Off-Season Abundance

From Oregon, Stahlbush Island Farms takes sustainable farming practices to a new level.

A trip through my grocery store a few months ago brought me face-to-face with a freezer special that would change the way I think about canning. Packages of frozen berries—organic, sustainably grown, heirloom variety black raspberries, to be exact—were on sale for less than half their usual price. I bought ten packages.

I wasn’t sure exactly what I would do with them. Perhaps a pie? Maybe put them in smoothies? It didn’t really matter that there was no plan in place when I bought them. Frozen berries are gold, and I have a tendency to hoard them when they are not in season. Around late winter, however, my freezer is typically overflowing with other space-hogging savouries like chicken stock and beef bones, pumpkin tarts and cannelloni, that I look for ways to make space.

Black raspberry jam at warp speed.
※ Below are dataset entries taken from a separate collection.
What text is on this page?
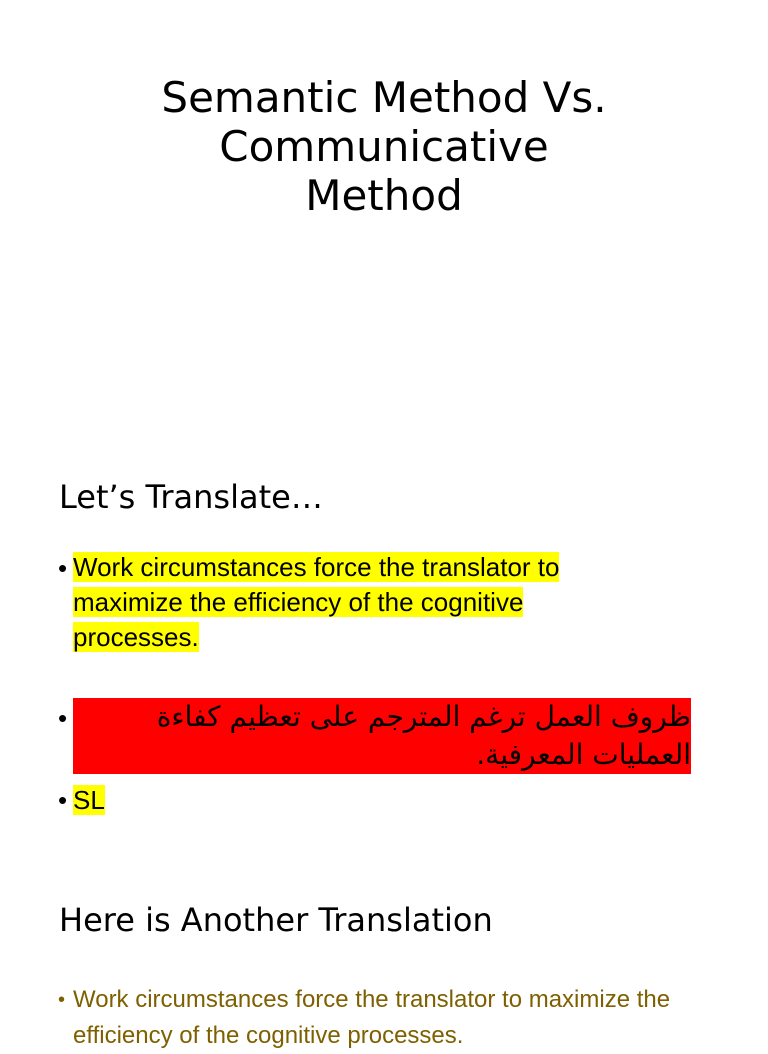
Semantic Method Vs.
Communicative
Method
Let’s Translate…
• Work circumstances force the translator to maximize the efficiency of the cognitive processes.
•	ظروف العمل ترغم المترجم على تعظيم كفاءة العمليات المعرفية.
• SL
Here is Another Translation
• Work circumstances force the translator to maximize the efficiency of the cognitive processes.
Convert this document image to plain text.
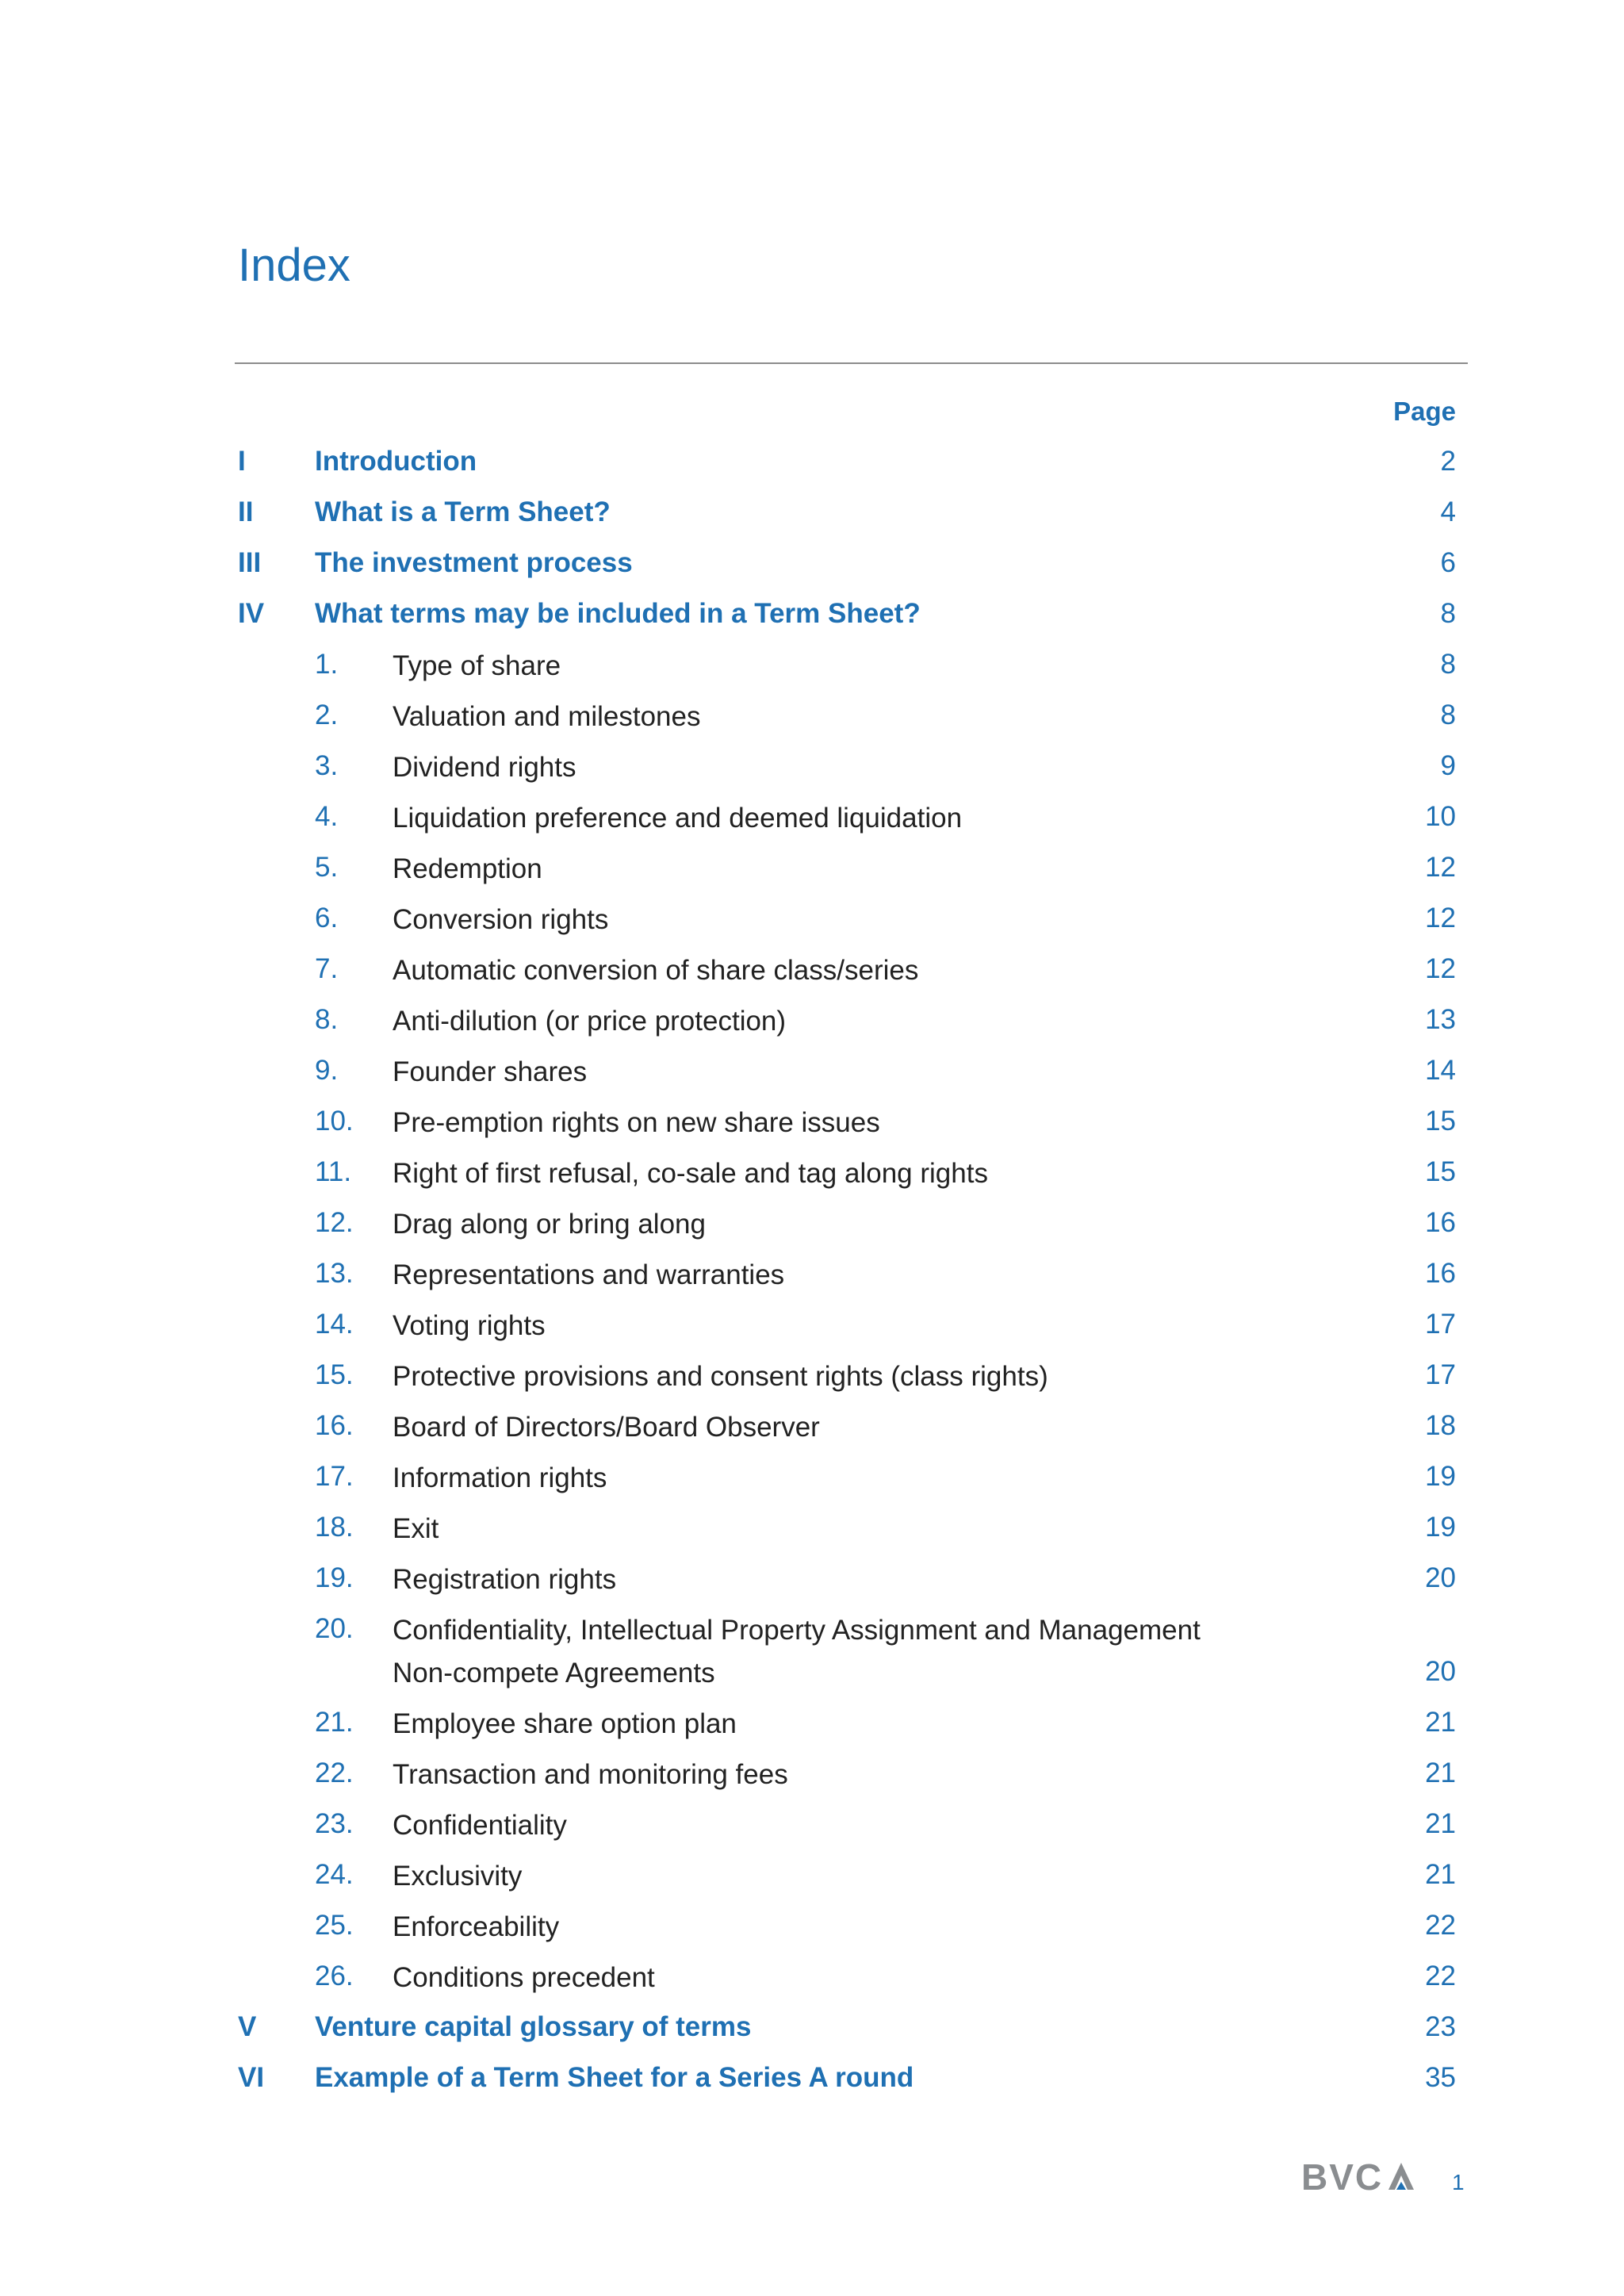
Index
Page
I Introduction	2
II What is a Term Sheet?	4
III The investment process	6
IV What terms may be included in a Term Sheet?	8
1. Type of share	8
2. Valuation and milestones	8
3. Dividend rights	9
4. Liquidation preference and deemed liquidation	10
5. Redemption	12
6. Conversion rights	12
7. Automatic conversion of share class/series	12
8. Anti-dilution (or price protection)	13
9. Founder shares	14
10. Pre-emption rights on new share issues	15
11. Right of first refusal, co-sale and tag along rights	15
12. Drag along or bring along	16
13. Representations and warranties	16
14. Voting rights	17
15. Protective provisions and consent rights (class rights)	17
16. Board of Directors/Board Observer	18
17. Information rights	19
18. Exit	19
19. Registration rights	20
20. Confidentiality, Intellectual Property Assignment and Management Non-compete Agreements	20
21. Employee share option plan	21
22. Transaction and monitoring fees	21
23. Confidentiality	21
24. Exclusivity	21
25. Enforceability	22
26. Conditions precedent	22
V Venture capital glossary of terms	23
VI Example of a Term Sheet for a Series A round	35
BVC	1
Thanks Pomona.

Ten bags of black raspberries just screamed to be made into jam. I hadn’t considered using frozen fruit in canning before; I saw the act of canning—whether doing jam, pickles, or sauce—as a way to preserve fresh produce. I had understood freezing and canning as an either/or choice.

It is not so. Frozen berries make beautiful jam. They break down quickly with cooking, and with the help of some Pomona’s Universal Pectin I made a batch of jam in record time: half an hour, start to finish. The possibility of using frozen produce to can July’s bounty in March, in the off-season when there is nary a raspberry to be found, makes anything possible.